Frequently, so-called “smart devices” are “fire-and-forget in their simplicity, or have built-in features and tools we may not even know are there,” added Sam Elliott, director of security product management at Bomgar. “Companies may not be able to easily account for ownership or origin once a breach happens. Who is responsible for securing, maintaining, and patching the various technologies? Worse yet, has a product been connected that can’t even be patched? A number of IoT devices are often overlooked because they fall outside of IT’s traditional purview.”
This creates an “expanded attack surface that enterprises must now defend,” said Rob Sadowski, of RSA, a Dell Technologies company. “The modern IT infrastructure, driven by cloud-based applications and infrastructure, mobile users and platforms, and many more third parties with access to the enterprise and its sensitive data, all make security much more complicated.”

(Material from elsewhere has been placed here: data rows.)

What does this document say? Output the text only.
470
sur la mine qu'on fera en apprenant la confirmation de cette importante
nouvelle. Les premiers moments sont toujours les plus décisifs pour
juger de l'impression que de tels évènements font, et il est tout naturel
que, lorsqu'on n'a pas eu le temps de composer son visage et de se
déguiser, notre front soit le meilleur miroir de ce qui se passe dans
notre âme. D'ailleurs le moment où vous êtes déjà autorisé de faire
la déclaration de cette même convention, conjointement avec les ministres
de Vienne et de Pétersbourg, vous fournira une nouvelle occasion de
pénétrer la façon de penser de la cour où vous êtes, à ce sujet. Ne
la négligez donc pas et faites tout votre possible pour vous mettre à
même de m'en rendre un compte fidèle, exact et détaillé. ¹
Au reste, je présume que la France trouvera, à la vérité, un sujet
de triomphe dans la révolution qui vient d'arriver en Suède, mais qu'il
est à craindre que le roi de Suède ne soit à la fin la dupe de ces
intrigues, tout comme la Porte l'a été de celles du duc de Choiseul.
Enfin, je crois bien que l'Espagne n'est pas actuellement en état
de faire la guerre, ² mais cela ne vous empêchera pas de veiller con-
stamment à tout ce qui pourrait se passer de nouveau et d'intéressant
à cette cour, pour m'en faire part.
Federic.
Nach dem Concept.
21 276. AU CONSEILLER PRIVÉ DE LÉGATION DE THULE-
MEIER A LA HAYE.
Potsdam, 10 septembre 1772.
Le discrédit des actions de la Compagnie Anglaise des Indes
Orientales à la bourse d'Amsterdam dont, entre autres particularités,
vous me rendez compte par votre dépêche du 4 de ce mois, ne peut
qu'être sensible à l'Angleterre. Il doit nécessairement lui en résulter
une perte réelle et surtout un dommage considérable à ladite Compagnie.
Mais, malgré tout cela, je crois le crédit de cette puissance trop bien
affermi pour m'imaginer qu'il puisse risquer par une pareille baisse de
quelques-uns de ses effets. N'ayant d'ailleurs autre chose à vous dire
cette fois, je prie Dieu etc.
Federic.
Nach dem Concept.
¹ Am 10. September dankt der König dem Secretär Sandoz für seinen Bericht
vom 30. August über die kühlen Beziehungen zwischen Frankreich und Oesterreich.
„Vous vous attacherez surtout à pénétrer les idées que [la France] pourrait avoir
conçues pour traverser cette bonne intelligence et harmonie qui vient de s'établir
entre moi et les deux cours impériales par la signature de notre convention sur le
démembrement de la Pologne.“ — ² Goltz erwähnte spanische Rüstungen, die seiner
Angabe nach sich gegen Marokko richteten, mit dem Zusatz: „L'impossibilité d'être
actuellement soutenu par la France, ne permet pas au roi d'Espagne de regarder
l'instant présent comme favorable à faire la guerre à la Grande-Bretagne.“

Matt Little, VP of product development at PKWARE, agreed that today’s enterprises must contend with a new generation of internal threats. “Even in the absence of spies or saboteurs outside of the organization, the complex system architecture of a typical enterprise, when combined with inadequate employee security training, creates almost limitless opportunities for critical information to be compromised by an insider threat.”
It’s an ongoing game of one-upmanship that keeps getting played between organizations and hackers. “As organizations have learned how to better secure themselves, adversaries have had to get craftier,” added Stu Bradley, vice president of cybersecurity solutions at SAS. “They’ll often procure the same security products the organization uses to test and hone their exploits, so they know how [the products] will perform once inside the organization’s network.”
Wolves in Sheep's Clothing?
While outside hackers get all the headlines and angst, insider abuse is just as much a threat, if not more so, experts agree. “Internal employees don’t have to break through firewalls to get to an organization’s data,” said Johnson. “They’re already in.”